Eduardo Cunha Eu acho que a ruptura já se deu em 2013, quando teve aquelas manifestações. Hoje, passado o tempo, eu acho que isso, de certa forma, vai ficar claro para a sociedade. Ali houve uma ruptura com a representatividade. Em São Paulo, 88% dos eleitores não lembram quem votou para deputado na eleição de 2018. Isso é muito grave. E por que se dá isso? Isso se dá por dois motivos. Primeiro motivo, porque o eleitor não liga para a composição do Congresso, uma parte grande. Segunda parte, se dá por que a maioria dos votos são para os candidatos que não foram eleitos. Pelo nosso sistema político que nos obriga a fazer nominatas enormes, principalmente agora com o fim das coligações, para poder fazer legenda para os candidatos que vão se eleger. Isso aí significa que a maior parte dos votos dados para deputado são perdidos. Se você fizer uma simples análise, somar os votos válidos nas eleições de 2014, os votos válidos dos 513 deputados eleitos, você vai chegar a um percentual de aproveitamento que é muito pequeno.

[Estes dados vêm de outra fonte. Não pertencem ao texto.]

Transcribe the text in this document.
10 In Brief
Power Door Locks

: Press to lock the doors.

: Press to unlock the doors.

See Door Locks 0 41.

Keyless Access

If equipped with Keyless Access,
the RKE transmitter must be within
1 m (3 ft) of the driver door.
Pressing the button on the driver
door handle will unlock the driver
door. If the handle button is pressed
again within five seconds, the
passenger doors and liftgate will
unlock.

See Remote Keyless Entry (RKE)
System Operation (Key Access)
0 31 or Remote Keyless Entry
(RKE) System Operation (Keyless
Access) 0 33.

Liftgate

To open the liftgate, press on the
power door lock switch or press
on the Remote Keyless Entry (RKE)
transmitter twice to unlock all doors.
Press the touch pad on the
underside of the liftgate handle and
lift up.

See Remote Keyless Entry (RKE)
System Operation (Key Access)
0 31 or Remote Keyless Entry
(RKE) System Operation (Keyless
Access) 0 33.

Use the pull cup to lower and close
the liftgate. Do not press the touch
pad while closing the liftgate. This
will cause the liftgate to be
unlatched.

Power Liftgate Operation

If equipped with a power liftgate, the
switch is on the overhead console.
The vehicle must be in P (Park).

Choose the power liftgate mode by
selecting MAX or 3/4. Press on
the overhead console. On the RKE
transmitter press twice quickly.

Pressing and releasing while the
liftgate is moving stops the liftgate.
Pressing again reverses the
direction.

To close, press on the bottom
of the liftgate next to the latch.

Então, a crise de representatividade de 2013, pela qual a Dilma, que naquele momento tinha uma popularidade enorme e a popularidade dela reduziu à metade da noite para o dia em função daquelas manifestações – que só foram encerradas pela violência que foi empregada, patrocinada ou não, aqueles black blocs, que estimulados pelo próprio PT naquele momento para acabar com as manifestações – aquilo gerou uma desconfiança da sociedade. E a Dilma foi para a reeleição dentro de um processo de maquiagem da situação econômica, praticamente um estelionato eleitoral que foi praticado ali, e esse estelionato eleitoral foi uma ruptura. Quando ela iniciou o segundo mandato, a gente tinha a impressão que o governo já estava velho antes de ter começado.

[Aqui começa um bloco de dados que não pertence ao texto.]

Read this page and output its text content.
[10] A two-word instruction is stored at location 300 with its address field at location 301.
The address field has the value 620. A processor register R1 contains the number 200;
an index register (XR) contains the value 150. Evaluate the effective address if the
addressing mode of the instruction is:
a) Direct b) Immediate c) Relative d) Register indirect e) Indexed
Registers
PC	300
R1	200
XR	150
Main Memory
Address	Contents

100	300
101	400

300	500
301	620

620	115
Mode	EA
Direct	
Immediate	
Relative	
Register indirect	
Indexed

As pessoas já pediam o impeachment antes dela tomar posse no segundo mandato. Ou seja, a representatividade não foi consumada pela eleição. Então, aquilo já foi uma ruptura. Essa ruptura disfarçada, de uma certa forma influenciou no processo impeachment, porque foi a corrosão popular. Na medida que ela [Dilma] começou o segundo mandato e todo mundo constatou que a eleição tinha sido um estelionato, ela veio pra 5% [de aprovação]. Quer dizer, não pode um presidente da república que se elege com a maioria dos votos válidos, ou seja, 51, 52, 53, 54% e de repente é reduzida 90% da sua popularidade com menos de 6 meses de mandato, é uma situação que é incomum. Então, aquilo já não deixa de ser uma ruptura, entendeu? Então, eu analisaria do ponto de vista mais complexo do que simplesmente essa colocação de que o ato do impeachment foi a ruptura. Não, a ruptura já existia disfarçada da desconexão da representatividade da eleição com o papel exercido no mandato.

Como o senhor vê o momento político atual em relação à representatividade e consequências políticas pós-impeachment?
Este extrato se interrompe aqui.